Whenever she thinks of the Porsche Tennis Grand Prix – traditionally the big stage in her own country – Kerber says: "I feel even more involved when in Stuttgart." What she means by that exactly is very difficult to put into words. She only knows for certain that she is looking forward to playing in the Porsche Arena but she will not put herself under any additional pressure because: "I just want to enjoy it."
Angelique Kerber has learnt to have fun in her profession since she first stepped onto the professional stage in 2003. After working her way up right from the bottom, enduring setbacks, learning from defeats and wins, she broke through the sound barrier in 2012 and now plays among the best tennis pros in the world. Persistent, tough, full of playing ability and stamina, she has defended this status ever since. She freely admits that staying at the top is much more difficult than coming up through the ranks. Continually finding the motivation, giving all you've got during training, playing at a constantly high level – all that demands really hard work.

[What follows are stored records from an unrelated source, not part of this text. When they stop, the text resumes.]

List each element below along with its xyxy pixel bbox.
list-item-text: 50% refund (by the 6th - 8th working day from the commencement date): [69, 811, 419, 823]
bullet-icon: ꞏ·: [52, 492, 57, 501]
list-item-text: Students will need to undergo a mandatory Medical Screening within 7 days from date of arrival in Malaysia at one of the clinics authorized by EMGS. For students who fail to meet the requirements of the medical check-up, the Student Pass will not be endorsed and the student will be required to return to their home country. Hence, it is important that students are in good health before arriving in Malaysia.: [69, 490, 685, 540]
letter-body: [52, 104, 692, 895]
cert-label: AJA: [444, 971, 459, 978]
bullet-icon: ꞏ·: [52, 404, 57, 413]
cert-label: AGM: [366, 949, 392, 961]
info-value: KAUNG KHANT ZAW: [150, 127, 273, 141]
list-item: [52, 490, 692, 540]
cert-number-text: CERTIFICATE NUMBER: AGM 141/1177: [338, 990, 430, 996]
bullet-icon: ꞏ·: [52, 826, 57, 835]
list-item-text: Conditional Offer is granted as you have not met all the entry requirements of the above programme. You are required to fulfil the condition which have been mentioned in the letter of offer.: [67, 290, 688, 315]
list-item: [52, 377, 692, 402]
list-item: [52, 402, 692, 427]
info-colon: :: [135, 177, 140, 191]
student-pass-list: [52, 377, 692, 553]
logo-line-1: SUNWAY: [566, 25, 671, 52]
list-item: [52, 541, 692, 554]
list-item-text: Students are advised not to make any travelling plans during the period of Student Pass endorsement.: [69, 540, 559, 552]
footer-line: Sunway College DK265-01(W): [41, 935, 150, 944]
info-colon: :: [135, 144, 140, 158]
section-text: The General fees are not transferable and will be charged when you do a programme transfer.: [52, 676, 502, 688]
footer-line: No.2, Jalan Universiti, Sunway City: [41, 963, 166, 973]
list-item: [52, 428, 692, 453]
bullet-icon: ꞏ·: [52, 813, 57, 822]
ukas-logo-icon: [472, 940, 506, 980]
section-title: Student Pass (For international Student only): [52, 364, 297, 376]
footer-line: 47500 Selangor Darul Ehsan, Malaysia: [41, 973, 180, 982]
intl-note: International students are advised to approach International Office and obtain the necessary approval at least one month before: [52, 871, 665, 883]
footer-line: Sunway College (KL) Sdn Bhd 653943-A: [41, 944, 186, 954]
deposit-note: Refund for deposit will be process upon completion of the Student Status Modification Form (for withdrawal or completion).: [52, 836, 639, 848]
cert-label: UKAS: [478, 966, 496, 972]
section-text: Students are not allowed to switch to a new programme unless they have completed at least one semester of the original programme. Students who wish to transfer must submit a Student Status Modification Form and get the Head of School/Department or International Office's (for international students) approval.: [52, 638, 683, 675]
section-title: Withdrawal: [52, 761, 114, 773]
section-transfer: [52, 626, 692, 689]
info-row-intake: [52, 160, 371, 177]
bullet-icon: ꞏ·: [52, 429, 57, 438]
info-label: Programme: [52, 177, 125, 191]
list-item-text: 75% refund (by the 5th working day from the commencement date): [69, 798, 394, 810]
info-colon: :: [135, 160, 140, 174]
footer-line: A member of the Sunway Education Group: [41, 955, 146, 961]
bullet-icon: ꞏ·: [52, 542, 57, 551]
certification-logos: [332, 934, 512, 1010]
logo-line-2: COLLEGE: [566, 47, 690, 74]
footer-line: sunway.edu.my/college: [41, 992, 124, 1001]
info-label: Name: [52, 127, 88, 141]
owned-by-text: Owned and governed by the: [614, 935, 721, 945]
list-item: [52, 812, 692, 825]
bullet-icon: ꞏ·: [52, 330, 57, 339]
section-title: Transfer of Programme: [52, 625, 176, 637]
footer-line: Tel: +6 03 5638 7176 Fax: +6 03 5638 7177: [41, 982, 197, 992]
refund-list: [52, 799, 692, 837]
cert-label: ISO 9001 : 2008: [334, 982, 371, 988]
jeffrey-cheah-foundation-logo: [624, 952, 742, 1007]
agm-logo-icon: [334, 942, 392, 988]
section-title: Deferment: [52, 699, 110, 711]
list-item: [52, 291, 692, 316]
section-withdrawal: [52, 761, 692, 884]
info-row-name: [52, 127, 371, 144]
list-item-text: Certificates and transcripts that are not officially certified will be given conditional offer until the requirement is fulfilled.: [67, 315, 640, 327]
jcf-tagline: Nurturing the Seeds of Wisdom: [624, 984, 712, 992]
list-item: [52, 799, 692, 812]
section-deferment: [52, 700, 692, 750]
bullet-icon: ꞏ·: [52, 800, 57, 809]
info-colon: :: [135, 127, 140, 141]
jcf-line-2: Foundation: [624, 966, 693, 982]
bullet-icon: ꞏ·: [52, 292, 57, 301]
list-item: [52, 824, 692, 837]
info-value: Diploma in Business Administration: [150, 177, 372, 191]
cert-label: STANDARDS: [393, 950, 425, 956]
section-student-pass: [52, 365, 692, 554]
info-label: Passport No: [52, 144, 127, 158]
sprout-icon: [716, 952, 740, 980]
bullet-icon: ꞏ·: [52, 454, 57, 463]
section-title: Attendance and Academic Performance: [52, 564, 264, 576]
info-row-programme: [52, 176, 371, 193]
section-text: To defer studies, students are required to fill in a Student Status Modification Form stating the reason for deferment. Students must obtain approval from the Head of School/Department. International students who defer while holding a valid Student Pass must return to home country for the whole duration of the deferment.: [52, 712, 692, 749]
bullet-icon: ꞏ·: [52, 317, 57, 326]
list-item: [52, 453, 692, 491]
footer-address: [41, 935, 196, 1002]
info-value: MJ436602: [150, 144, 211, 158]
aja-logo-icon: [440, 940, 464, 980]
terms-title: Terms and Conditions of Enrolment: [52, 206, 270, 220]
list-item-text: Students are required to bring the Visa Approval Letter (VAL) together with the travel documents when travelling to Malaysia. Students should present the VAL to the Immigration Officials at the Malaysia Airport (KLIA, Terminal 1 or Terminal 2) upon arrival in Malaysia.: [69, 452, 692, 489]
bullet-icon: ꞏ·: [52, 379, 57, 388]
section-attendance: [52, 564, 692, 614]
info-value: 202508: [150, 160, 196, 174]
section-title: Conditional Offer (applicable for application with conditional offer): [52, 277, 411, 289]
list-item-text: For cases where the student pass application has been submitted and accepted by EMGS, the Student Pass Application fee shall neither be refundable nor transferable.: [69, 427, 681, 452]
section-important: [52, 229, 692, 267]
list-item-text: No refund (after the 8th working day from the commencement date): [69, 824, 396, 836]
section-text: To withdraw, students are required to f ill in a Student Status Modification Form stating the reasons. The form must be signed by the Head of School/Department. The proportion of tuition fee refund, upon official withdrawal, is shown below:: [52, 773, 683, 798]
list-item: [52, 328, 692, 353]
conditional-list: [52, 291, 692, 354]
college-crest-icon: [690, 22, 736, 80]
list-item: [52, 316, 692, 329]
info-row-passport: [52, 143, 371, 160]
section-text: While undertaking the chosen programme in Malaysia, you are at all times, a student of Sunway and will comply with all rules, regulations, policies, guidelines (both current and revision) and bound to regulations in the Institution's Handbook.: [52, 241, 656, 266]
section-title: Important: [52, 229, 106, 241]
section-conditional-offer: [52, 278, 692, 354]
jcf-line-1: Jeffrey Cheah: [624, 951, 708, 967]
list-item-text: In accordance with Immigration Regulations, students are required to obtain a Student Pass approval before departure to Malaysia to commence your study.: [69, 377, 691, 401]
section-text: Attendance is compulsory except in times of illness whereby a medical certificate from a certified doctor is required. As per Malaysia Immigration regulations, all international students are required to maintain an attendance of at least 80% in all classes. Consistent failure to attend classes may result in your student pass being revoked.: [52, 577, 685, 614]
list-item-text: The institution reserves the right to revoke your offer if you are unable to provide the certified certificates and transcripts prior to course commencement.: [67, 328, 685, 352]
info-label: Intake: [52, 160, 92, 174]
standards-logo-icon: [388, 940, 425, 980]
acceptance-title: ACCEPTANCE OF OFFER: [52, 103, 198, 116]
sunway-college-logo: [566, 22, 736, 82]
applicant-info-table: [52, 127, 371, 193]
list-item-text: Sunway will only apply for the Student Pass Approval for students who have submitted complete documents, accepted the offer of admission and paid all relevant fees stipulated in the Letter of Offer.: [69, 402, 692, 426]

"You have to develop a passion for your profession," she said, "it's not possible without this passion." The reward for all the hard work are the benefits, which a top player enjoys. She need not face the best players straight away in tournaments. Normally her wishes regarding training times are fulfilled by the organisers. And then there is the respect which her opponents show her on court. That's an advantage. "It's a good feeling to know that it's difficult to play against me," she said. That's why she puts up with "all that other stuff".
At tournaments, players like her are also in demand in much different ways than just on court. She's invited to playtime with children ("I really love doing that.") and she gives autograph sessions and interviews. She does all the things that success brings and which "were a little too much" at the beginning. "You have to find out what's good for you," she said, "you have to find your own routine." She's managed it all – in her own way. It's not without reason that Barbara Rittner, head of the Fed Cup, refers to her as a "little stubborn".
Yes, she can be very special. As her career amply shows. Thanks to her mother Beata and her father Slawek, Polish blood flows in the veins of daughter Angelique who was born in Bremen in 1988. When she made her big breakthrough in the tennis world, she was living in Kiel and did not choose one of the standard residences in California, Florida or Monaco. She retreated to an unpronounceable place: Puszczykowo, in the district of Posnan in Poland.
There her grandparents run a large tennis centre with courts that have all the surfaces on which their grandchild can prepare for every tournament in seclusion. There she has started an academy for very young talent. It is well conceivable that she will actually work there at the end of her career. "But," she said as well, "basically I'm always open for something new." The make-up artist said she would turn a few curls in her hair. Angelique Kerber agreed and asked, "Should I wear these high heels?" Of course! It's simply all part of "all that other stuff".